The current meaning of quango is a central government organisation with deliberately blurred lines of accountability to the responsible minister. The boundaries are intentionally fuzzy, but the central examples are non-departmental public bodies and non-ministerial departments.

This is now the sole de facto meaning of quango - which, for the avoidance of doubt, is a really useful word with its current meaning and the US should probably adopt it. The older meaning referring to a government-organised NGO had ceased to be widely used by 1997.

Incidentally, GONGO is a term that is actually used by the foreign policy establishment to criticise the fake NGOs set up by authoritarian regimes like China. It could usefully be used more widely.

I propose a pithier definition: any organisation set up by the government and not meaningfully accountable to the government.

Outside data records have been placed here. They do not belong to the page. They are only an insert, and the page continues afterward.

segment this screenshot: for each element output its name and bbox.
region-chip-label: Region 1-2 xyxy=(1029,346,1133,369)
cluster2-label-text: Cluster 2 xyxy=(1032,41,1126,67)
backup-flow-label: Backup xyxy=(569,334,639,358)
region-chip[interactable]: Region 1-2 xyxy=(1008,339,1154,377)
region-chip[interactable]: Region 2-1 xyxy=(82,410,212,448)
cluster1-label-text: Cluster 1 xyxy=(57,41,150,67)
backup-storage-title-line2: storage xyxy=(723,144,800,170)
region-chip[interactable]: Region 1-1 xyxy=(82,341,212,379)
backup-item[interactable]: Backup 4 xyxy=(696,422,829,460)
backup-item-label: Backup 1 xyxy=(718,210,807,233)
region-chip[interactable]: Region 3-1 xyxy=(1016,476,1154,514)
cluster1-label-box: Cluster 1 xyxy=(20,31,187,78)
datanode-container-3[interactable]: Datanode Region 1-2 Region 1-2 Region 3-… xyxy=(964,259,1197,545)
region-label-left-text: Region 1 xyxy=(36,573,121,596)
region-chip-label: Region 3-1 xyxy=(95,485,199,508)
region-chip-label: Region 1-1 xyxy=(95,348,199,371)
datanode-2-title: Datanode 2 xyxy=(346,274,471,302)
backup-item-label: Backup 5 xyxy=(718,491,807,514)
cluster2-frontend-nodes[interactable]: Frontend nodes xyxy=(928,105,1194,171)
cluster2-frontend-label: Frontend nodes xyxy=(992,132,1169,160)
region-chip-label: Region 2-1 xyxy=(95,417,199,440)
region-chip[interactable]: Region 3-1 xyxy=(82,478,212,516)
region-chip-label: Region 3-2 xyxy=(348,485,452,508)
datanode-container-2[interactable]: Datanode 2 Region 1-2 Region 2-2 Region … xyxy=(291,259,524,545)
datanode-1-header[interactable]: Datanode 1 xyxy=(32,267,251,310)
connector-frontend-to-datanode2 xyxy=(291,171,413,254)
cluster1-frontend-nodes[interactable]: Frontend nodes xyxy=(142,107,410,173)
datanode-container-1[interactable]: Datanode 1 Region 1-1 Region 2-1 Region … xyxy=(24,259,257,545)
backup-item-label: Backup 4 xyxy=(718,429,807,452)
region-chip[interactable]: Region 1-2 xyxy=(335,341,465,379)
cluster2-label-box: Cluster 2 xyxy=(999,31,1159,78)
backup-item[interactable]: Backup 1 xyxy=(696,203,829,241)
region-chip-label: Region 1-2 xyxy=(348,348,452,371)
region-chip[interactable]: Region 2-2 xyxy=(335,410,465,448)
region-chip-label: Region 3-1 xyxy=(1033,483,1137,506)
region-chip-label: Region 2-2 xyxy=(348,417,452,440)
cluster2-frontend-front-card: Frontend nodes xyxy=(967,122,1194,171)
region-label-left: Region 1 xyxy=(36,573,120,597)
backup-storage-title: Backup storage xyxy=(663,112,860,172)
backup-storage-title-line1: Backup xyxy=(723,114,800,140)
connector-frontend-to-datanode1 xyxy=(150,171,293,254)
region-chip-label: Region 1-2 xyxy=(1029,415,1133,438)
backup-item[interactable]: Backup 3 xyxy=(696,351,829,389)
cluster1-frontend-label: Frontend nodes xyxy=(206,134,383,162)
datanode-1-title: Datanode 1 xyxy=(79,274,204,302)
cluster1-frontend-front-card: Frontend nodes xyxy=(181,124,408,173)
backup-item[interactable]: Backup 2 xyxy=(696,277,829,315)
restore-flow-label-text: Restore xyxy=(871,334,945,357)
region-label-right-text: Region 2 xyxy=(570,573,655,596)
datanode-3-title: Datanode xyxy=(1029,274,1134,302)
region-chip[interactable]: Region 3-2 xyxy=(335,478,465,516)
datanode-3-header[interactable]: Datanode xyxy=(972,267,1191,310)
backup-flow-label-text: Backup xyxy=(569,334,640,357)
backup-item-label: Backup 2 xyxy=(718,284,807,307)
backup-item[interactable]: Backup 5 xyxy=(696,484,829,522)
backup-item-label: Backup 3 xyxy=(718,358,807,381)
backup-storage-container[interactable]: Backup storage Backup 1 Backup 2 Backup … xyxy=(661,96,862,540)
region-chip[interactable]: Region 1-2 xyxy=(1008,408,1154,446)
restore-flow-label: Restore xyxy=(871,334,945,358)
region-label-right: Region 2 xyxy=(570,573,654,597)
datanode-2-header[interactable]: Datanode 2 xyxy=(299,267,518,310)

As always, of course, QUANGO is a concept cluster for which any given definition can only be an approximation and any formal definition is likely to be a malicious mis-classification (EDIT: the latter isn’t pointed at you @MadMonzer).

I propose a pithier definition: any organisation set up by the government and not meaningfully accountable to the government.

In other words, something the government called up that they can not put down?

More like power laundering: Government A (1975) makes a quango, passes certain powers to it, vests it with authority, appoints its leaders, sends all relevant expertise there and then steps back. Future governments B (1980), C, D, etc. generally don't care enough to retrieve the relevant powers and if they do, they will find it very difficult. Press releases will be written about the important work the relevant quango does (the work is important, that's why it was laundered) and the expertise they have.

Imagine a UK government getting rid of the Office for Budget Responsibility (a real and very powerful quango)! The headlines write themselves. And the fact that the OBR has been consistently wrong and biased in its predictions, not to mention being inherently prejudiced to certain conclusion by dint of its remit and setup, is by-the-by.

To be fair to the left, this style of government really got going under Thatcher's conservatives, who thought that these bodies would permanently remove import powers from future socialist politicians and trade unions. Thatcher's conservatives were mostly small-state libertarians, so they didn't want the power themselves, and they tried to put it where no government would be able to get it back. They were too preoccupied with the trade unions to really consider the future trajectory of the PMC, and nobody foresaw Tony Blair's rise to power. It's why I'm quite harsh about British conservatives: they still haven't learned that if you throw away the power vested in you by parliament, somebody else will pick it up.